I cannot believe how sad I have been lately. It's been horrible. But when I think about certain people in my life, and how they have affected me, I start to think I could be happy. But maybe it's just not meant to be. I don't know. I talked to my masked one tonight and he made me feel better. I'm scared though. He might be leaving sometime next year. And I realized how much his leaving would affect me if he did. I went to club last night and missed my dance partner fiercly. It wasn't the same without him. As I write this I realize he is all I think about most of the time. And that scares me to death because I hardly know him. And he hardly knows me. I don't know. I'm so fucking confused right now it's not even funny.

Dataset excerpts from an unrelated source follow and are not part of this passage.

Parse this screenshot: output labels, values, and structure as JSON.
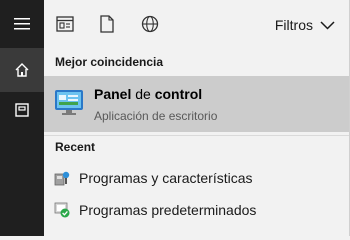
{
  "rail": {
    "items": [
      {
        "icon": "hamburger-menu-icon"
      },
      {
        "icon": "home-icon"
      },
      {
        "icon": "documents-icon"
      }
    ]
  },
  "topbar": {
    "icons": [
      "apps-icon",
      "document-icon",
      "web-globe-icon"
    ],
    "filters_label": "Filtros"
  },
  "best_match": {
    "section_label": "Mejor coincidencia",
    "title_bold_1": "Panel",
    "title_normal": " de ",
    "title_bold_2": "control",
    "subtitle": "Aplicación de escritorio",
    "icon": "control-panel-icon"
  },
  "recent": {
    "section_label": "Recent",
    "items": [
      {
        "label": "Programas y características",
        "icon": "programs-features-icon"
      },
      {
        "label": "Programas predeterminados",
        "icon": "default-programs-icon"
      }
    ]
  },
  "colors": {
    "rail_bg": "#1f1f1f",
    "panel_bg": "#f2f2f2",
    "selected_bg": "#cccccc"
  }
}
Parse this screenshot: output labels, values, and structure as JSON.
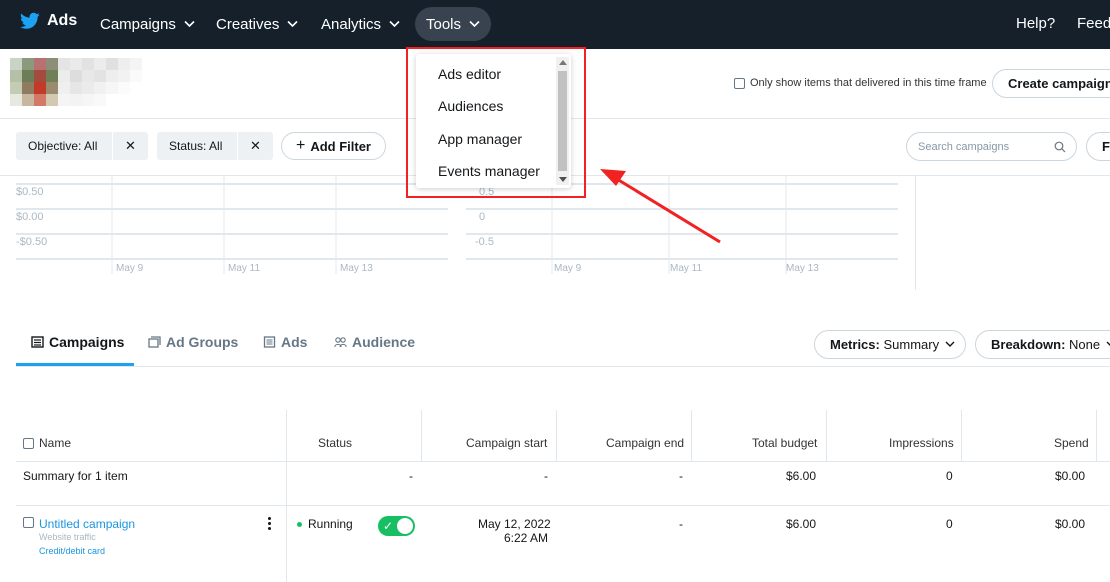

Why does growing up blow? There are times (like this) when I wish I was six again and able to run to mom and dad, and they would make everything ok again. But I can't and I need to accept that fact. It's just nice to be able to talk to someone about this kind of stuff, and it's usually my journal. I just didn't feel like writing in it tonight, so it's out here for all of you to see!!! lol.
I feel like my life is spinning out of control and there isn't anything anyone or I can do about it. I wish there was. Well, there is, but that will come later. I'm just scared. Tired of feeling like this. Like I'm in a room full of people and I'm screaming at the top of my lungs, but no one thinks to look up and see what the fuck I'm screaming about.
A couple of lines from the song I'm listening to right now just made sense!!!!!!!!!! "What can I do? What can I say?.........." OMFG!!!! It's amazing what becomes clear when you're running on about two hours of sleep total!!! lol. What can I do to make him see? What can I say to make him stay? ABSOLUTELY NOTHING. I'm so tired I don't even know what I'm writing right now. I think I'm going to try and get SOME sleep. I have to go to court tomorrow. FUN!!! Not really. Nitey Nite!!!!